The streets of Boston will be flooded with green this weekend, but we’ll still be seeing Redd — Chris Redd, that is.
The Saturday Night Live stand-out is making his way to Boston’s WBUR CitySpace on Saturday (March 16) to unleash a new batch of stand-up, and while the prospect of coming to the city is exciting enough for Redd, the weekend’s shamrock-clad shenanigans bring his anticipation of arriving at Logan Airport to a whole new level.
“I feel like it’s going to be real fucking crazy,” Redd tells Vanyaland. “I firmly believe there’s going to be a lot of drunk people greeting me as soon as I get off the plane, and I’m going to embrace that greeting with all the love and support I have for alcohol.”

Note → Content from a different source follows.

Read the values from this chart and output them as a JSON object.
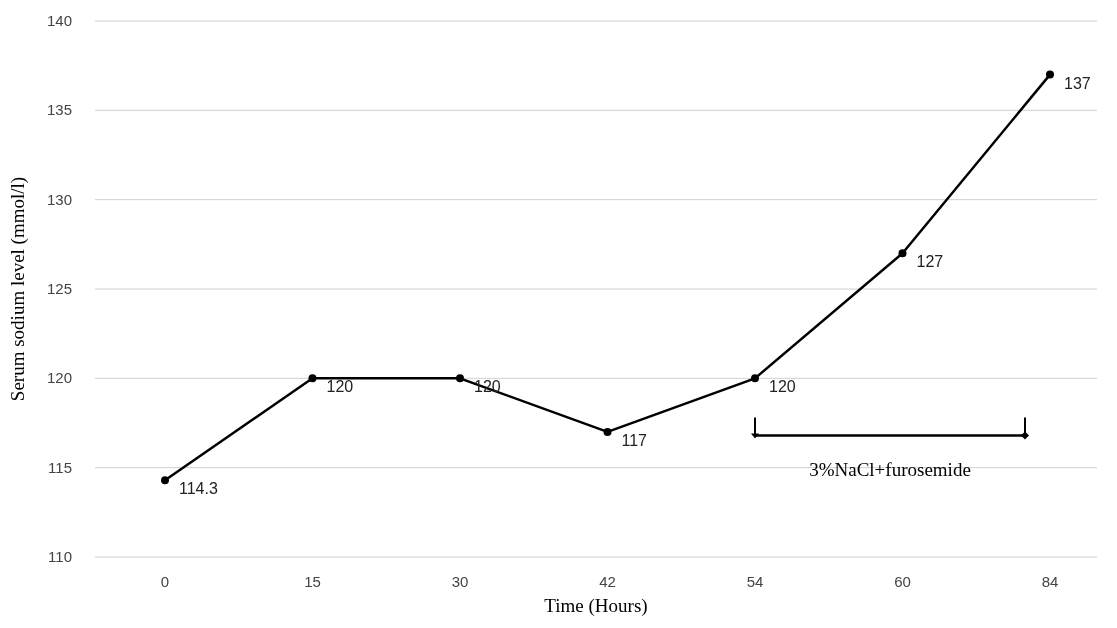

Redd’s trip to the city comes during a rare off-week from SNL, and while it is indeed challenging for Redd to balance both a stand-up career that brings him around the country and a spot on the iconic sketch comedy show, the Chicago native has made it work in terms of equaling stage time and time on set. Quite frankly, “making it work” between the two is his only option since stand-up is the fuel that feeds his comedy fire.
“I’m like a gym rat when it comes to stand-up, because it’s like the lifeline to everything else for me, personally,” says Redd. “It’s like balancing an entire other career, and I’m always scared of losing it, so I do it as much as I possibly can.”

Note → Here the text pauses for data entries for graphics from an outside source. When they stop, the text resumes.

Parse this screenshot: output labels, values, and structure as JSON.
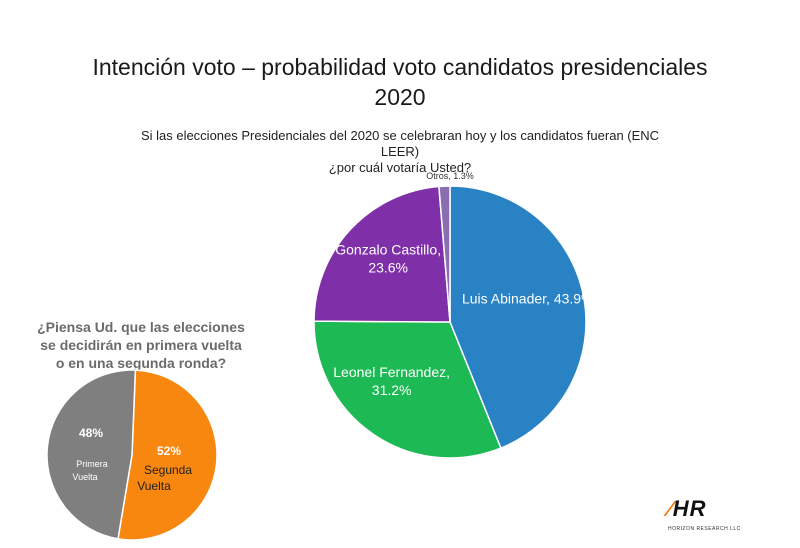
{
  "title_line1": "Intención voto – probabilidad voto  candidatos presidenciales",
  "title_line2": "2020",
  "subtitle_line1": "Si las elecciones Presidenciales del 2020 se celebraran hoy y los  candidatos fueran (ENC LEER)",
  "subtitle_line2": "¿por cuál votaría Usted?",
  "question_line1": "¿Piensa Ud. que las elecciones",
  "question_line2": "se decidirán en  primera vuelta",
  "question_line3": "o en una segunda ronda?",
  "logo": {
    "mark": "HR",
    "sub": "HORIZON RESEARCH LLC"
  },
  "chart_data": [
    {
      "type": "pie",
      "slices": [
        {
          "label": "Luis Abinader",
          "value": 43.9,
          "display": "Luis Abinader, 43.9%",
          "color": "#2882c4"
        },
        {
          "label": "Leonel Fernandez",
          "value": 31.2,
          "display_line1": "Leonel Fernandez,",
          "display_line2": "31.2%",
          "color": "#1db954"
        },
        {
          "label": "Gonzalo Castillo",
          "value": 23.6,
          "display_line1": "Gonzalo Castillo,",
          "display_line2": "23.6%",
          "color": "#7f2fa8"
        },
        {
          "label": "Otros",
          "value": 1.3,
          "display": "Otros, 1.3%",
          "color": "#8a6fb0"
        }
      ]
    },
    {
      "type": "pie",
      "slices": [
        {
          "label": "Segunda Vuelta",
          "value": 52,
          "percent_label": "52%",
          "name_line1": "Segunda",
          "name_line2": "Vuelta",
          "color": "#f7870f"
        },
        {
          "label": "Primera Vuelta",
          "value": 48,
          "percent_label": "48%",
          "name_line1": "Primera",
          "name_line2": "Vuelta",
          "color": "#7f7f7f"
        }
      ]
    }
  ]
}
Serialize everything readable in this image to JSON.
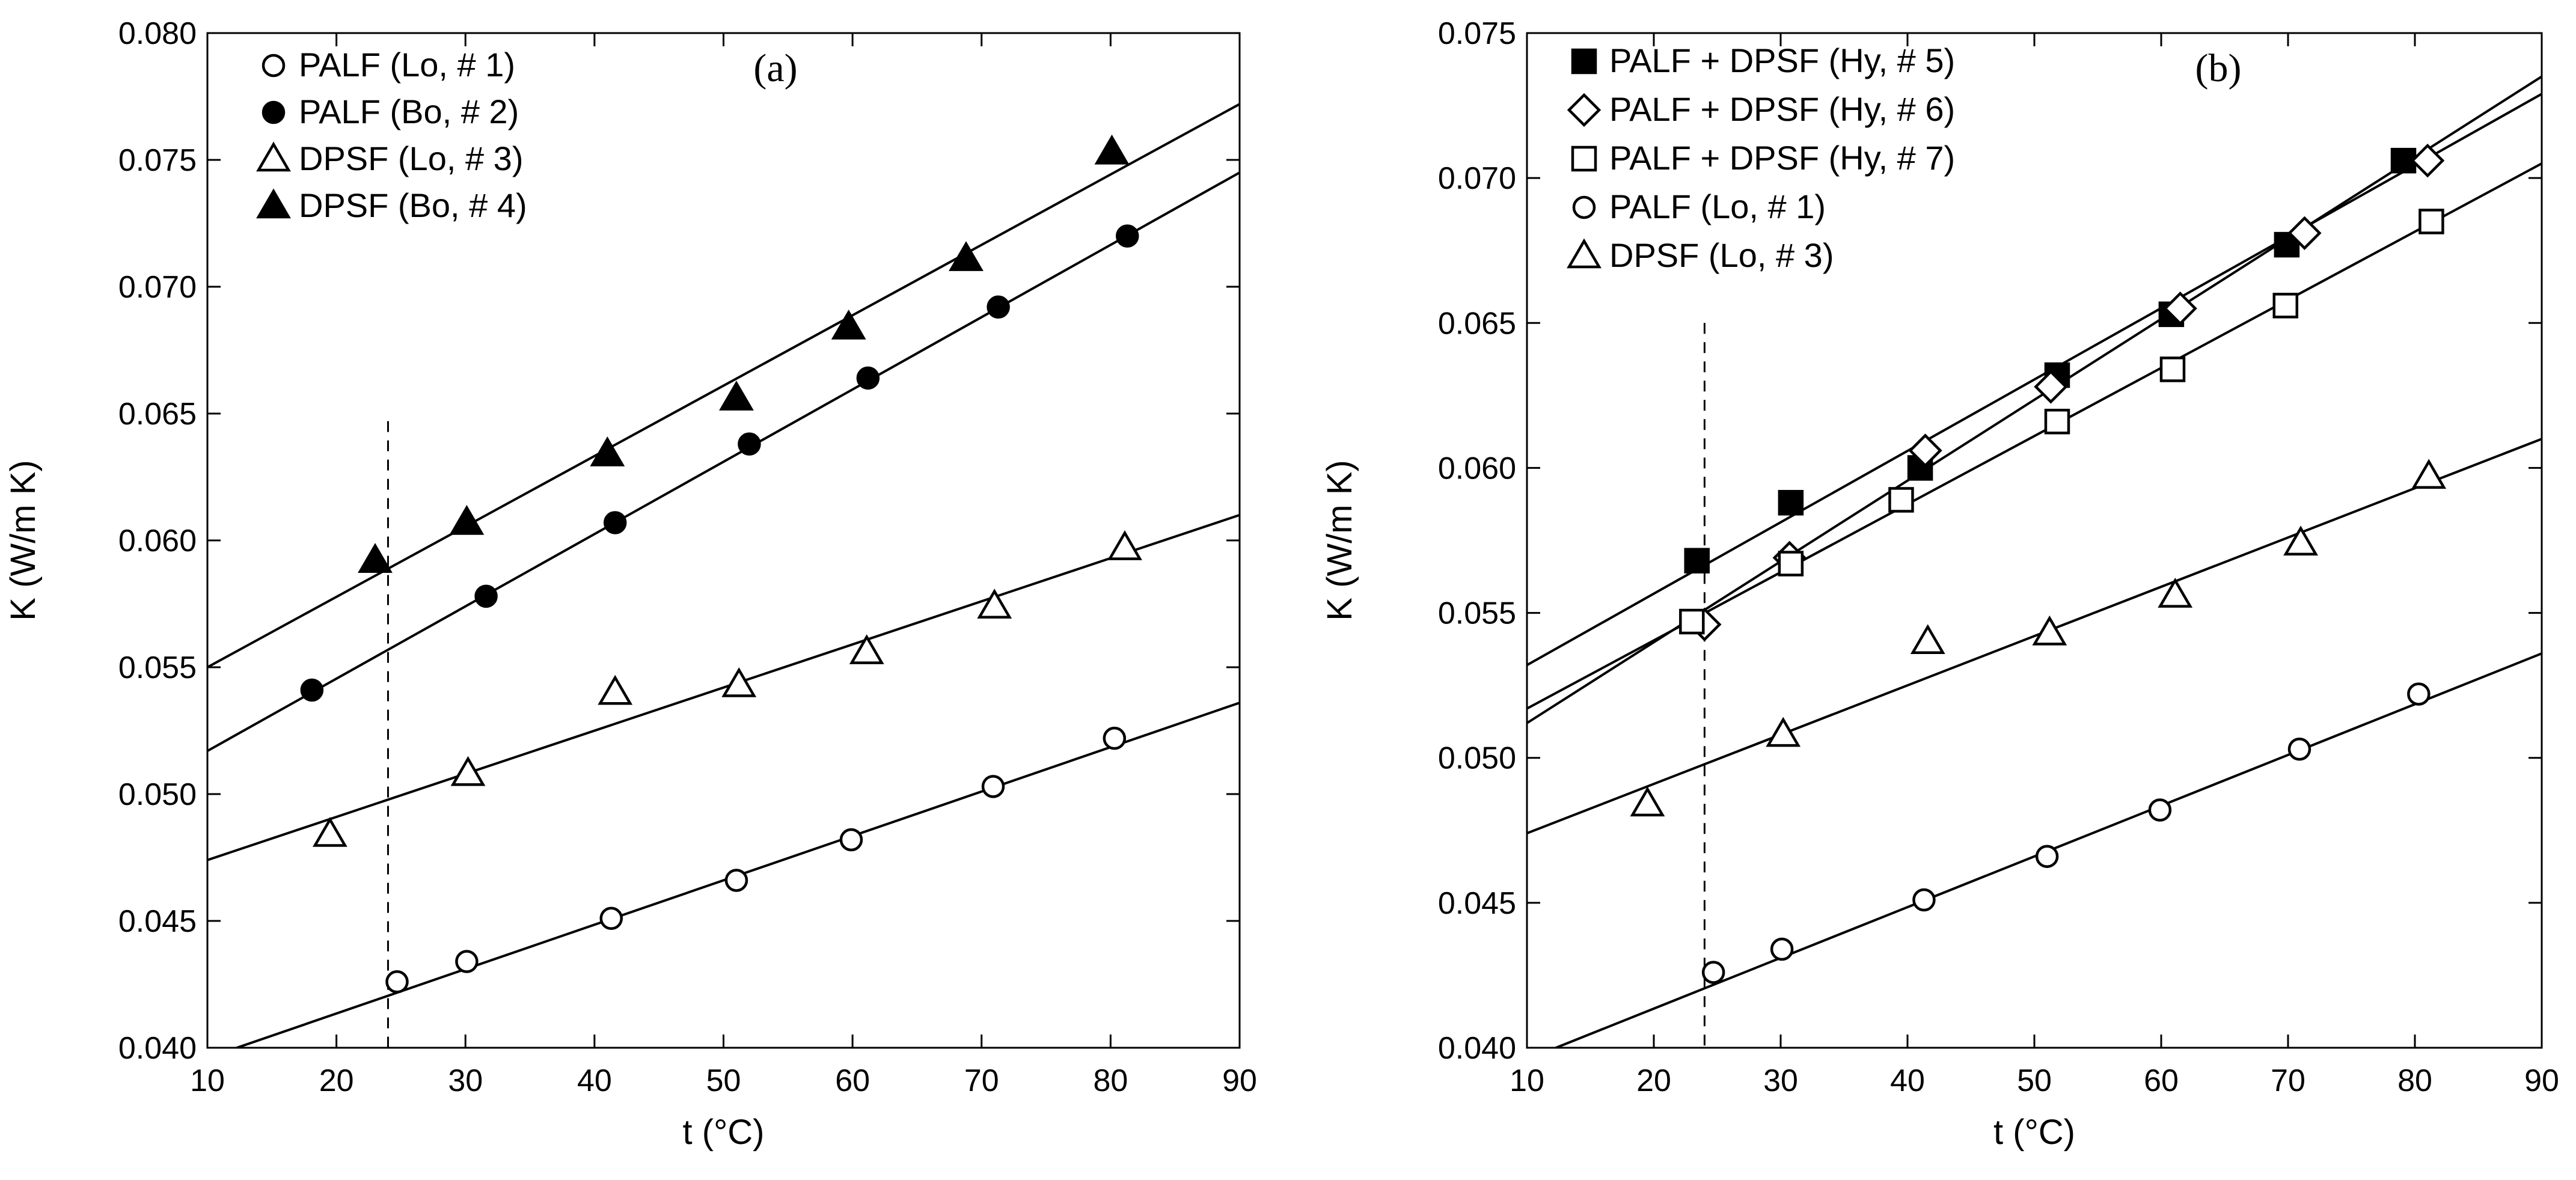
{
  "chart_data": [
    {
      "type": "scatter",
      "panel_label": "(a)",
      "xlabel": "t (°C)",
      "ylabel": "K (W/m K)",
      "xlim": [
        10,
        90
      ],
      "ylim": [
        0.04,
        0.08
      ],
      "x_ticks": [
        "10",
        "20",
        "30",
        "40",
        "50",
        "60",
        "70",
        "80",
        "90"
      ],
      "y_ticks": [
        "0.040",
        "0.045",
        "0.050",
        "0.055",
        "0.060",
        "0.065",
        "0.070",
        "0.075",
        "0.080"
      ],
      "reference_line_x": 24,
      "legend_position": "top-left",
      "series": [
        {
          "name": "PALF (Lo, # 1)",
          "marker": "circle-open",
          "x": [
            24.7,
            30.1,
            41.3,
            51.0,
            59.9,
            70.9,
            80.3
          ],
          "y": [
            0.0426,
            0.0434,
            0.0451,
            0.0466,
            0.0482,
            0.0503,
            0.0522
          ],
          "fit": [
            [
              10,
              0.0396
            ],
            [
              90,
              0.0536
            ]
          ]
        },
        {
          "name": "PALF (Bo, # 2)",
          "marker": "circle-filled",
          "x": [
            18.1,
            31.6,
            41.6,
            52.0,
            61.2,
            71.3,
            81.3
          ],
          "y": [
            0.0541,
            0.0578,
            0.0607,
            0.0638,
            0.0664,
            0.0692,
            0.072
          ],
          "fit": [
            [
              10,
              0.0517
            ],
            [
              90,
              0.0745
            ]
          ]
        },
        {
          "name": "DPSF (Lo, # 3)",
          "marker": "triangle-open",
          "x": [
            19.5,
            30.2,
            41.6,
            51.2,
            61.1,
            71.0,
            81.1
          ],
          "y": [
            0.0484,
            0.0508,
            0.054,
            0.0543,
            0.0556,
            0.0574,
            0.0597
          ],
          "fit": [
            [
              10,
              0.0474
            ],
            [
              90,
              0.061
            ]
          ]
        },
        {
          "name": "DPSF (Bo, # 4)",
          "marker": "triangle-filled",
          "x": [
            23.0,
            30.1,
            41.0,
            51.0,
            59.7,
            68.8,
            80.1
          ],
          "y": [
            0.0592,
            0.0607,
            0.0634,
            0.0656,
            0.0684,
            0.0711,
            0.0753
          ],
          "fit": [
            [
              10,
              0.055
            ],
            [
              90,
              0.0772
            ]
          ]
        }
      ]
    },
    {
      "type": "scatter",
      "panel_label": "(b)",
      "xlabel": "t (°C)",
      "ylabel": "K (W/m K)",
      "xlim": [
        10,
        90
      ],
      "ylim": [
        0.04,
        0.075
      ],
      "x_ticks": [
        "10",
        "20",
        "30",
        "40",
        "50",
        "60",
        "70",
        "80",
        "90"
      ],
      "y_ticks": [
        "0.040",
        "0.045",
        "0.050",
        "0.055",
        "0.060",
        "0.065",
        "0.070",
        "0.075"
      ],
      "reference_line_x": 24,
      "legend_position": "top-left",
      "series": [
        {
          "name": "PALF + DPSF (Hy, # 5)",
          "marker": "square-filled",
          "x": [
            23.4,
            30.8,
            41.0,
            51.8,
            60.8,
            69.9,
            79.1
          ],
          "y": [
            0.0568,
            0.0588,
            0.06,
            0.0632,
            0.0653,
            0.0677,
            0.0706
          ],
          "fit": [
            [
              10,
              0.0532
            ],
            [
              90,
              0.0729
            ]
          ]
        },
        {
          "name": "PALF + DPSF (Hy, # 6)",
          "marker": "diamond-open",
          "x": [
            24.0,
            30.7,
            41.4,
            51.3,
            61.5,
            71.3,
            81.0
          ],
          "y": [
            0.0546,
            0.0569,
            0.0606,
            0.0628,
            0.0655,
            0.0681,
            0.0706
          ],
          "fit": [
            [
              10,
              0.0512
            ],
            [
              90,
              0.0735
            ]
          ]
        },
        {
          "name": "PALF + DPSF (Hy, # 7)",
          "marker": "square-open",
          "x": [
            23.0,
            30.8,
            39.5,
            51.8,
            60.9,
            69.8,
            81.3
          ],
          "y": [
            0.0547,
            0.0567,
            0.0589,
            0.0616,
            0.0634,
            0.0656,
            0.0685
          ],
          "fit": [
            [
              10,
              0.0517
            ],
            [
              90,
              0.0705
            ]
          ]
        },
        {
          "name": "PALF (Lo, # 1)",
          "marker": "circle-open",
          "x": [
            24.7,
            30.1,
            41.3,
            51.0,
            59.9,
            70.9,
            80.3
          ],
          "y": [
            0.0426,
            0.0434,
            0.0451,
            0.0466,
            0.0482,
            0.0503,
            0.0522
          ],
          "fit": [
            [
              10,
              0.0396
            ],
            [
              90,
              0.0536
            ]
          ]
        },
        {
          "name": "DPSF (Lo, # 3)",
          "marker": "triangle-open",
          "x": [
            19.5,
            30.2,
            41.6,
            51.2,
            61.1,
            71.0,
            81.1
          ],
          "y": [
            0.0484,
            0.0508,
            0.054,
            0.0543,
            0.0556,
            0.0574,
            0.0597
          ],
          "fit": [
            [
              10,
              0.0474
            ],
            [
              90,
              0.061
            ]
          ]
        }
      ]
    }
  ]
}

It’s that hunger that has gotten Redd to this point in his career, as he celebrates a few milestones in the month of March. Not only is celebrating his 10th anniversary in stand-up before the month is out, but he also just released his first comedy album, March 8’s But Here We Are, after keeping it in the shadows for more than a year. He wanted to get the record out closer to premiere his half-hour special on Comedy Central in the fall of 2017, but with all the developments in his career since the recording, Redd decided it would be a better idea to take his time with it.
Looking back on it, Redd sees a lot of firsts that took place on the album — his first jokes that stuck, his first closers, and even his first adventure into character work, as well. The experience proved to be a bit stressful for Redd, but no matter what, he’s glad that the record is finally out.

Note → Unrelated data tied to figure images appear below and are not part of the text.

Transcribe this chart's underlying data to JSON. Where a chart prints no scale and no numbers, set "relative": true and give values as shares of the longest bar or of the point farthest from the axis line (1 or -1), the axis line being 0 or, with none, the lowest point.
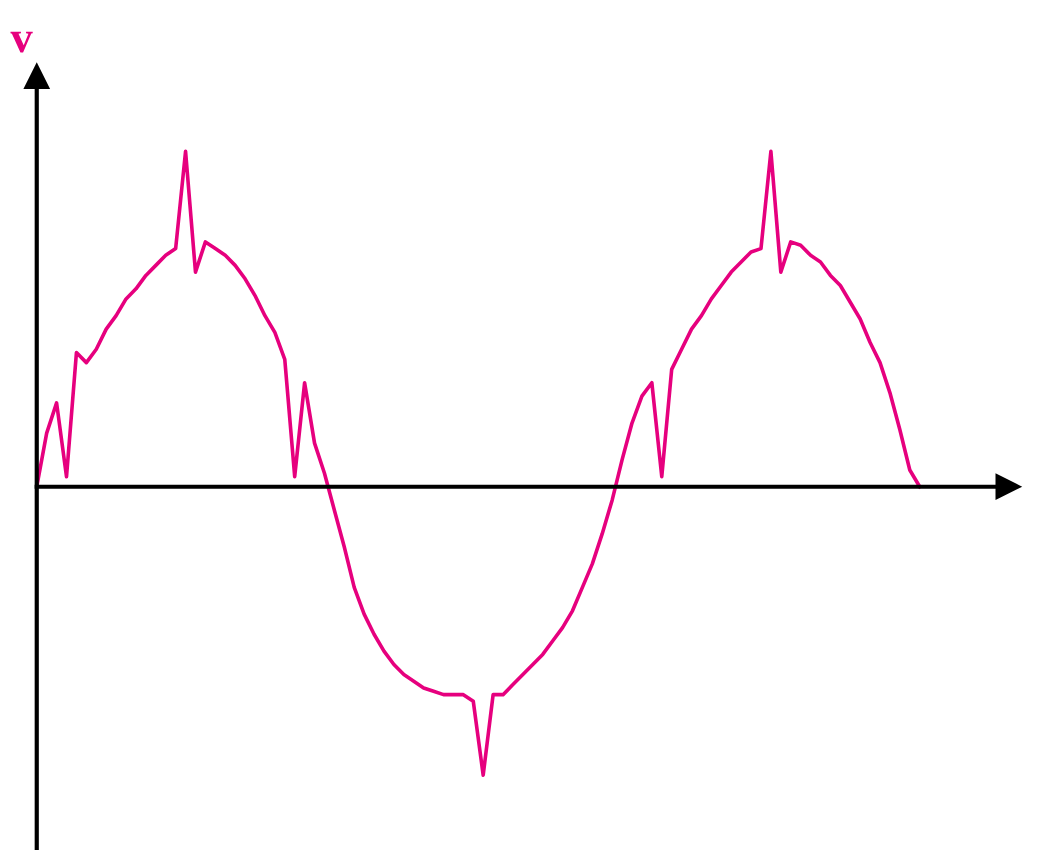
{
  "chart_data": {
    "type": "line",
    "relative": true,
    "ylabel": "v",
    "marker": "none",
    "line_style": "solid",
    "categories": [
      null,
      null,
      null,
      null,
      null,
      null,
      null,
      null,
      null,
      null,
      null,
      null,
      null,
      null,
      null,
      null,
      null,
      null,
      null,
      null,
      null,
      null,
      null,
      null,
      null,
      null,
      null,
      null,
      null,
      null,
      null,
      null,
      null,
      null,
      null,
      null,
      null,
      null,
      null,
      null,
      null,
      null,
      null,
      null,
      null,
      null,
      null,
      null,
      null,
      null,
      null,
      null,
      null,
      null,
      null,
      null,
      null,
      null,
      null,
      null,
      null,
      null,
      null,
      null,
      null,
      null,
      null,
      null,
      null,
      null,
      null,
      null,
      null,
      null,
      null,
      null,
      null,
      null,
      null,
      null,
      null,
      null,
      null,
      null,
      null,
      null,
      null,
      null,
      null,
      null
    ],
    "series": [
      {
        "color": "#e6007e",
        "values": [
          0,
          0.16,
          0.25,
          0.03,
          0.4,
          0.37,
          0.41,
          0.47,
          0.51,
          0.56,
          0.59,
          0.63,
          0.66,
          0.69,
          0.71,
          1,
          0.64,
          0.73,
          0.71,
          0.69,
          0.66,
          0.62,
          0.57,
          0.51,
          0.46,
          0.38,
          0.03,
          0.31,
          0.13,
          0.04,
          -0.07,
          -0.18,
          -0.3,
          -0.38,
          -0.44,
          -0.49,
          -0.53,
          -0.56,
          -0.58,
          -0.6,
          -0.61,
          -0.62,
          -0.62,
          -0.62,
          -0.64,
          -0.86,
          -0.62,
          -0.62,
          -0.59,
          -0.56,
          -0.53,
          -0.5,
          -0.46,
          -0.42,
          -0.37,
          -0.3,
          -0.23,
          -0.14,
          -0.04,
          0.08,
          0.19,
          0.27,
          0.31,
          0.03,
          0.35,
          0.41,
          0.47,
          0.51,
          0.56,
          0.6,
          0.64,
          0.67,
          0.7,
          0.71,
          1,
          0.64,
          0.73,
          0.72,
          0.69,
          0.67,
          0.63,
          0.6,
          0.55,
          0.5,
          0.43,
          0.37,
          0.28,
          0.17,
          0.05,
          0
        ]
      }
    ]
  }
}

“It was a crazy experience that brings up a lot of emotions. First, you’re happy to do it and get the set that you want, but then piecing it together and taking three good sets and have each of them represent themselves in the best way possible was a lot of work, and a lot of weird math was involved,” says Redd. “A large part of it was ‘I hate this shit now, this is garbage,’ because you’ve heard it so many times, but then you go through this weird phase where I loved it again. I’m just glad it’s done, because it was a process, for sure. I’m not rushing on doing another one.”
As it stands, Chris Redd is living his best life. As someone who admittedly has a very basic standard of happy living, the opportunities that he’s had — stand-up, sketch comedy, and even a rap career that he’s working on the next project for — are all he needs for optimum living.
“I’ve lived under a few different standards of living,” Redd says, “and right now, I’m living my dream of doing comedy, and being able to create and put my work out there. So, everything I’m doing right now is the standard.”